We (opens in new tab)reviewed the PC version of Anomaly: Warzone Earth earlier this year and bestowed a very sharp 7/10 to it, calling it a "clever game" that "breathes new life into what was quickly becoming a tired genre." However, the move to a large touch screen device and a paltry $3.99 price tag recasts the game in an arguably glossier light. This is a meaty, challenging experience, and while the first few missions are pretty easily conquered, you'll quickly learn that simply trying to overpower the obstacles in your path will more often than not lead to your downfall. Each mission begins with a planning screen, giving you an opportunity to direct your route through the stage while considering the various enemy types and potential resource pick-ups along the way. Once the mission starts, though, you won't just be staring at the screen and hoping for the best – on-the-fly route adjustments and unit additions and upgrades are essential to your success in each mission.
While not nearly as detailed as the original PC release, Anomaly: Warzone Earth HD really is one of the best-looking games we've seen on the iPad, with detailed 3D models, colorful foes that pop out from the typical sand-covered settings, and a very smooth frame rate throughout.

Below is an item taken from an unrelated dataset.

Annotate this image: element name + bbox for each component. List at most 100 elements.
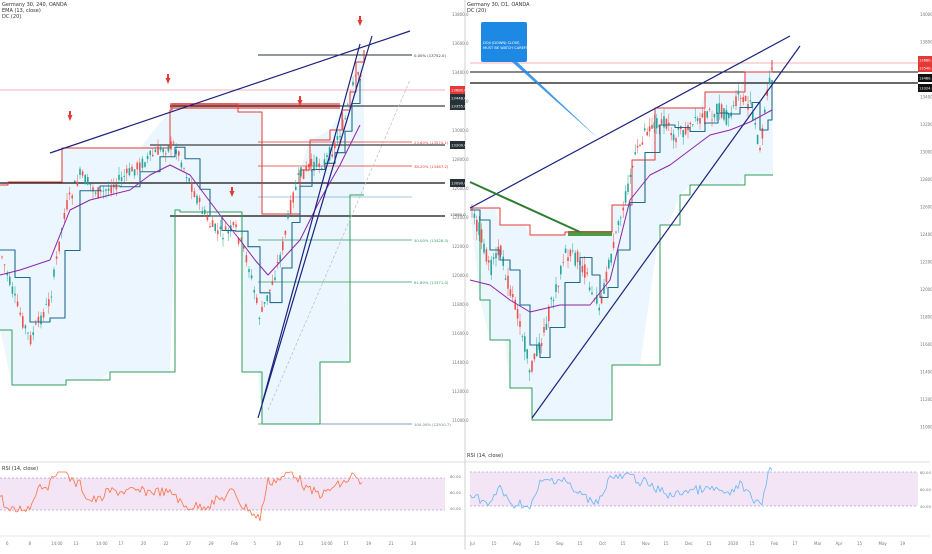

Warzone Earth HD unfortunately is not a universal app, with a separate iPhone version available, but it's otherwise a remarkably accomplished iPad affair: an original and fulfilling strategy offering that works perfectly on the tablet, and arrives at a price that's still much cheaper than most of the core-focused copycat titles that flood the App Store listings.
Years before anybody knew what an App Store would someday be, Snake was the game of choice for most mobile phone owners. Sure, the tiny, oft-monochromatic screens and weak hardware warranted hosting such a simple game, but it's also a truly great skill-tester that holds up on nearly any device you could toss it on. At its core, Hard Lines is very much based on the roots laid down by Snake and the old Tron arcade game, but it also reminds us a lot of Pac-Man and Geometry Wars. Like that former classic, Hard Lines fines you popping pellets and occasionally munching super-powered ones that let you devour all enemies in range.
But more notably, like Geometry Wars – specifically Retro Evolved 2 – this game takes a simple, well-worn concept and builds it out into several unique play modes, each as sharp and exciting as the last. Guiding your snake in each offering is as easy as swiping in the intended direction; which is great, as you'll need to focus all your attention on staying alive amidst the recurring tense moments. In the primary Survival mode, the goal is simply to stay alive and boost your score by chomping pellets and slaying enemies by cutting off their paths. It's the standout offering here – the endless mode that'll have you cursing the leaderboards while you play and dreaming of lines when away.
Hard Lines also includes a timed variation of Survival mode, a Time Attack mode where meager pellets stall the conclusion a bit longer, plus combat-oriented Piñata and Gauntlet modes. And all the way at the end of the list is classic Snake, enhanced for the big screen. It's still a lot of fun, and made more so by the amusing bits of dialogue that emerge from your snake while you play; it's like the game is carrying one a one-way dialogue peppered with stupid jokes, random pontifications, and wonderings about where the female snake/line is at present. Add in Geometry Wars-like looks and tunes and Hard Lines is absolutely a winner on all fronts, plus it's a universal release that as of this writing is temporarily free of charge. That may not be the case by the time you read this, but it remains a total steal for a buck.